Por Eduardo “Pipó” Dios

Columnista

En la época del colegio era común algo que hoy se considera bullying, que consistía en perseguir a los chicos más chicos del colegio y sacarles parte o toda su merienda.

No sé si hoy a nivel de colegio, con todos los controles que hay, se seguirá haciendo, pero alguno se habrá aprovechado de los más chicos.

Donde sí hay y en escala nacional es en el gobierno de la gente, su ministro favorito, el nunca bien ponderado Rodolfito Friedmann. Si bien no pasó de la primaria, con mucho esfuerzo, de los directores, no suyo, para dibujarle algunas notas, aprendió bien eso de quedarse con la merienda ajena.

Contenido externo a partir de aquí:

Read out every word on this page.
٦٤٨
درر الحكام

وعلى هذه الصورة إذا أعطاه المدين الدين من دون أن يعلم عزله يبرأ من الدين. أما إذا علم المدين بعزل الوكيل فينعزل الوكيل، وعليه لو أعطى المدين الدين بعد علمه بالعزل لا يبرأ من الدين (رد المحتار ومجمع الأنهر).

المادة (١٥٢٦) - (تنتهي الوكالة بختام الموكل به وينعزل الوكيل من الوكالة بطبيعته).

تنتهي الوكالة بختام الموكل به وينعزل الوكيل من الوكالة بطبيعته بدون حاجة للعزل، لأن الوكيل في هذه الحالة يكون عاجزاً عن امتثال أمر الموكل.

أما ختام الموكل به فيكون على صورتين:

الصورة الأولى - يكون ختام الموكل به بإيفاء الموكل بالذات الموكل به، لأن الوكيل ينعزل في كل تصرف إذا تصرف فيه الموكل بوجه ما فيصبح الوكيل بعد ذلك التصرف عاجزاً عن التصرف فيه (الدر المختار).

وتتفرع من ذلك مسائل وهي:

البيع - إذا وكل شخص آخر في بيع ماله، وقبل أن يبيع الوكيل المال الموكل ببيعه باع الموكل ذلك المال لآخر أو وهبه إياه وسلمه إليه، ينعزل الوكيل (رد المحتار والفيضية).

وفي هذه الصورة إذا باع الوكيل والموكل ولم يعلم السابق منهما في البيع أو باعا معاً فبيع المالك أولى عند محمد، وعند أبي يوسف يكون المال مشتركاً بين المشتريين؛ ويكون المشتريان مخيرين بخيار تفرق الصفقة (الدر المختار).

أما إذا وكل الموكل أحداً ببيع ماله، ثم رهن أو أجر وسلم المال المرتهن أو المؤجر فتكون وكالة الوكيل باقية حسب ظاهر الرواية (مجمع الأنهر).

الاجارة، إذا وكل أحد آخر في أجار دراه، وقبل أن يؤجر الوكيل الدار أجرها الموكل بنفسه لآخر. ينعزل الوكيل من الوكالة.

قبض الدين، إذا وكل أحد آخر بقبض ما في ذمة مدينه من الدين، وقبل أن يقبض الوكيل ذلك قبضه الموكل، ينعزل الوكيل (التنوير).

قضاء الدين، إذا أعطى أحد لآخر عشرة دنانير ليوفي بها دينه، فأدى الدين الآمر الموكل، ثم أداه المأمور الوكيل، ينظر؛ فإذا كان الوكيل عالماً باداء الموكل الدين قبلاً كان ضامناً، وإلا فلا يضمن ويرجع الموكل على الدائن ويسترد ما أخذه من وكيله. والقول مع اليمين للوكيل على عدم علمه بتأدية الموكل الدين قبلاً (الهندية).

Y lo aprendió tan bien, que ya de gobernador, cargo al que llegó por obra y magia del dinero de su padre y la generosidad de los sufridos guaireños, se dedicó a quedarse con la merienda de miles de chicos de escasos recursos de su departamento y de otros más. Creó un mecanismo para sobrefacturar y quedarse con la parte del león. Se habla de márgenes de utilidad de más del 50%, o sea de cada dos meriendas que pagaban con los recursos del Estado, o sea, suyos, míos y, sobre todo, de esos pobres niños malnutridos, una se quedaba en el bolsillo del, hasta esta noche al menos, ministrete semianalfabeto.

“Lo mío es mío y no se toca, aunque se caiga el mundo…”, sentencia Rodolfo en un mensaje de audio, de los muchos, en el que indicaba a sus testaferros cómo manejar el negociado, sin ruborizarse. Lo tuyo no era tuyo, era para que esos pobres chicos hambreados por años de gentuza como vos en los cargos tuvieran algo que llevarse a la boca. Ni para relojes de miles de dólares, viajes de placer y shopping, o alguna camioneta de alta gama.

Rodolfo hizo de aquel bullying colegial una industria, una mafia de meriendas escolares, una mafia del hambre, cuyos efectos perseguirán a esos chicos toda su vida, con problemas de desarrollo, crecimiento y demás, para que a la hora de votar no tenga la capacidad de elegir entre alguien decente o más Rodolfos.

Claro, en el colegio siempre quedaba el recurso de ir a quejarse a algún director, profesor o celador del patio. Acá el director, el presidente de la República, mira impávido el bullying que le hace su ministro y amigo, impávido, sin reacción y hasta con un guiño de complicidad patético, que no hace más que seguir desmoronando la casi nula credibilidad de un gobierno desastroso.